2) Is there a particular reason why you prefer the GNU threading and gcc compiler? If possible, try icc + Intel OpenMP. In general, the latter combination performs better (especially the GNU OpenMP is known to be inferior in performance AFAIK).

Best,
Kirill

kumar__aman · ‎04-13-2021

Hi

1.) Thanks for the suggestion, I thought it only Krylov Schur when I go for extremal eigenvalues. But , this time I am forcing it to use Krylov Schur. But, is there a way to know which algorithm is getting used while running the code.

2.) Another, can you tell me how to modify my compile.sh file, so that it uses Intel OpenMP instead of GNU threading, for icc I will replace gcc.

Thanks

Kirill_V_Intel · ‎04-19-2021

Hi!

Sorry for delay.

1) There is a parameter pm[2] which defined the method to use (0 is the automatic choice, 1 is the Krylov-Schur and 2 is for the FEAST). I believe in your code pm[2] was set to 0.

2) For correct linking and to avoid possible mistakes, please refer to the oneMKL Link Line Advisor: https://software.intel.com/content/www/us/en/develop/tools/oneapi/components/onemkl/link-line-advisor.html

A recipe by Gennady has several typos and misses a compilation flag.

3) UPDATE: We have identified an issue with the eigensolver which was likely causing the segfault on your side, for the FEAST algorithm. The most stable workaround is to construct a generalized eigenvalue problem and use identity matrix as the second one, and cal mkl_sparse_d_gv instead of mkl_sparse_d_ev.

Note: even with the fix it took a very long time for the FEAST algorithm to process your matrix (I haven't waited to see if it finishes).
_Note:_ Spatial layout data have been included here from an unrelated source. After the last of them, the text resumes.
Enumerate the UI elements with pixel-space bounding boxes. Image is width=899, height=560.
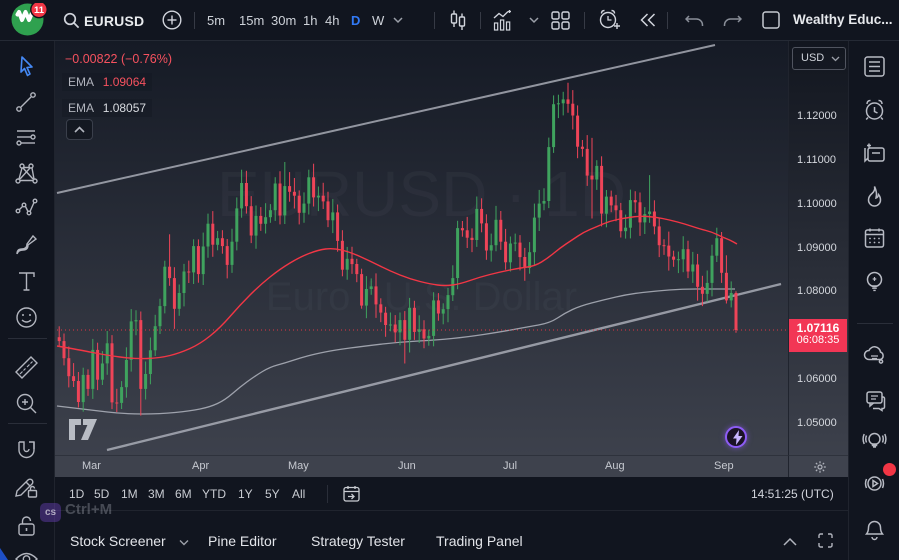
svg-text:11: 11: [34, 5, 45, 16]
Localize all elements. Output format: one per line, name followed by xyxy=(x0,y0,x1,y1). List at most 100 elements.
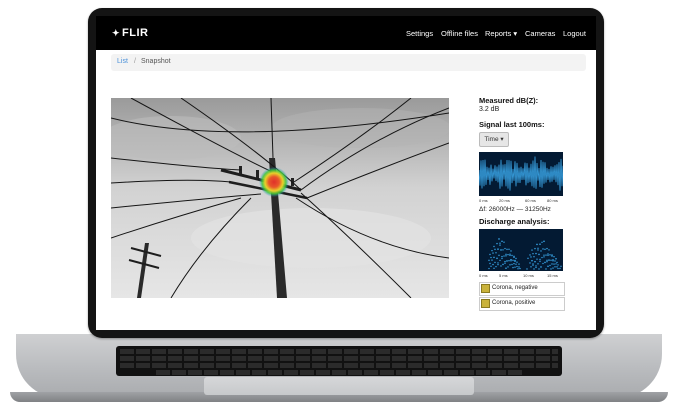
discharge-point xyxy=(505,253,507,256)
discharge-tick: 0 ms xyxy=(479,273,488,278)
discharge-point xyxy=(517,268,519,270)
discharge-point xyxy=(507,253,509,256)
discharge-point xyxy=(491,259,493,261)
discharge-point xyxy=(501,240,503,243)
discharge-point xyxy=(499,244,501,246)
discharge-point xyxy=(541,256,543,259)
nav-logout[interactable]: Logout xyxy=(563,29,586,38)
discharge-point xyxy=(497,248,499,250)
discharge-point xyxy=(536,258,538,260)
nav-offline-files[interactable]: Offline files xyxy=(441,29,478,38)
discharge-point xyxy=(557,264,559,266)
discharge-point xyxy=(515,263,517,265)
discharge-point xyxy=(504,247,506,250)
discharge-point xyxy=(498,238,500,240)
nav-cameras[interactable]: Cameras xyxy=(525,29,555,38)
result-corona-negative[interactable]: Corona, negative xyxy=(479,282,565,296)
discharge-point xyxy=(526,268,528,270)
time-dropdown-button[interactable]: Time ▾ xyxy=(479,132,509,147)
discharge-point xyxy=(552,260,554,262)
discharge-point xyxy=(518,263,520,265)
discharge-point xyxy=(556,261,558,264)
discharge-point xyxy=(529,262,531,264)
discharge-point xyxy=(504,262,506,264)
discharge-point xyxy=(535,266,537,269)
discharge-point xyxy=(513,262,515,265)
result-label: Corona, positive xyxy=(492,300,536,306)
discharge-scatter-plot xyxy=(479,229,563,271)
discharge-point xyxy=(547,253,549,255)
discharge-point xyxy=(560,265,562,267)
discharge-point xyxy=(536,243,538,246)
discharge-point xyxy=(538,253,540,256)
measured-value: 3.2 dB xyxy=(479,106,500,113)
discharge-point xyxy=(495,252,497,254)
signal-waveform xyxy=(478,156,564,191)
discharge-point xyxy=(543,240,545,243)
discharge-point xyxy=(512,266,514,269)
discharge-point xyxy=(493,256,495,259)
measured-title: Measured dB(Z): xyxy=(479,96,539,105)
discharge-point xyxy=(538,268,540,270)
discharge-point xyxy=(502,249,504,251)
discharge-point xyxy=(533,268,535,270)
snapshot-image[interactable] xyxy=(111,98,449,298)
discharge-point xyxy=(503,241,505,243)
result-corona-positive[interactable]: Corona, positive xyxy=(479,297,565,311)
discharge-point xyxy=(537,247,539,249)
discharge-point xyxy=(546,261,548,263)
nav-settings[interactable]: Settings xyxy=(406,29,433,38)
analysis-panel: Measured dB(Z): 3.2 dB Signal last 100ms… xyxy=(478,96,589,330)
nav-reports[interactable]: Reports ▾ xyxy=(485,29,517,38)
discharge-point xyxy=(552,267,554,269)
discharge-point xyxy=(541,241,543,243)
discharge-point xyxy=(511,263,513,266)
breadcrumb-separator: / xyxy=(134,58,136,65)
discharge-point xyxy=(497,263,499,266)
discharge-point xyxy=(516,261,518,263)
discharge-tick: 15 ms xyxy=(547,273,558,278)
discharge-point xyxy=(501,255,503,258)
discharge-point xyxy=(503,255,505,257)
discharge-point xyxy=(513,256,515,258)
discharge-point xyxy=(548,259,550,261)
discharge-point xyxy=(532,264,534,266)
discharge-point xyxy=(537,249,539,251)
frequency-range: Δf: 26000Hz — 31250Hz xyxy=(479,206,551,213)
discharge-point xyxy=(546,259,548,261)
discharge-point xyxy=(555,258,557,260)
discharge-point xyxy=(539,258,541,261)
discharge-point xyxy=(500,249,502,251)
discharge-point xyxy=(553,256,555,258)
discharge-point xyxy=(531,260,533,262)
laptop-keyboard xyxy=(116,346,562,376)
discharge-point xyxy=(532,263,534,265)
discharge-point xyxy=(530,266,532,268)
discharge-point xyxy=(548,249,550,251)
discharge-point xyxy=(551,255,553,257)
top-navbar: ✦ FLIR Settings Offline files Reports ▾ C… xyxy=(96,16,596,50)
discharge-point xyxy=(490,256,492,259)
discharge-point xyxy=(530,256,532,258)
discharge-point xyxy=(496,257,498,260)
discharge-point xyxy=(540,266,542,268)
discharge-point xyxy=(527,257,529,260)
discharge-point xyxy=(492,263,494,266)
discharge-point xyxy=(559,267,561,270)
discharge-point xyxy=(502,263,504,266)
brand-logo[interactable]: ✦ FLIR xyxy=(112,27,148,39)
discharge-point xyxy=(498,254,500,257)
signal-title: Signal last 100ms: xyxy=(479,120,545,129)
breadcrumb-list-link[interactable]: List xyxy=(117,58,128,65)
discharge-point xyxy=(545,268,547,270)
discharge-title: Discharge analysis: xyxy=(479,217,550,226)
breadcrumb-current: Snapshot xyxy=(141,58,171,65)
discharge-point xyxy=(491,249,493,252)
laptop-screen: ✦ FLIR Settings Offline files Reports ▾ C… xyxy=(96,16,596,330)
discharge-point xyxy=(505,267,507,269)
discharge-point xyxy=(492,252,494,254)
discharge-point xyxy=(542,248,544,250)
discharge-point xyxy=(534,261,536,263)
laptop-touchpad xyxy=(204,377,474,395)
discharge-point xyxy=(550,268,552,270)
So I suggest anyway to switch to the Krylov-Schur method.

Let us know if you have further questions.

Best,
Kirill

kumar__aman · ‎04-13-2021

I had another question, can I use Krylov Schur on NVIDIA GPU? If yes is there any basis tutorial codes available for the same.

Gennady_F_Intel · ‎04-13-2021

${MKLROOT}/lib/intel64/libmkl_gnu_thread.a -> replaced by ${MKLROOT}/lib/intel64/libmkl_intel_thread.a

-fopenmp replaced by -lompp5

that's not possible to run this code on NVidia GPU at this moment.

Gennady_F_Intel · ‎07-03-2021

Hi,

The fix of the issue available in the official release of MKL 2021.3 which is now ready for download. You could take it to try and let us know the results.

thanks, Gennady

Gennady_F_Intel · ‎07-08-2021

The issue is closing and we will no longer respond to this thread. If you require additional assistance from Intel, please start a new thread. Any further interaction in this thread will be considered community only.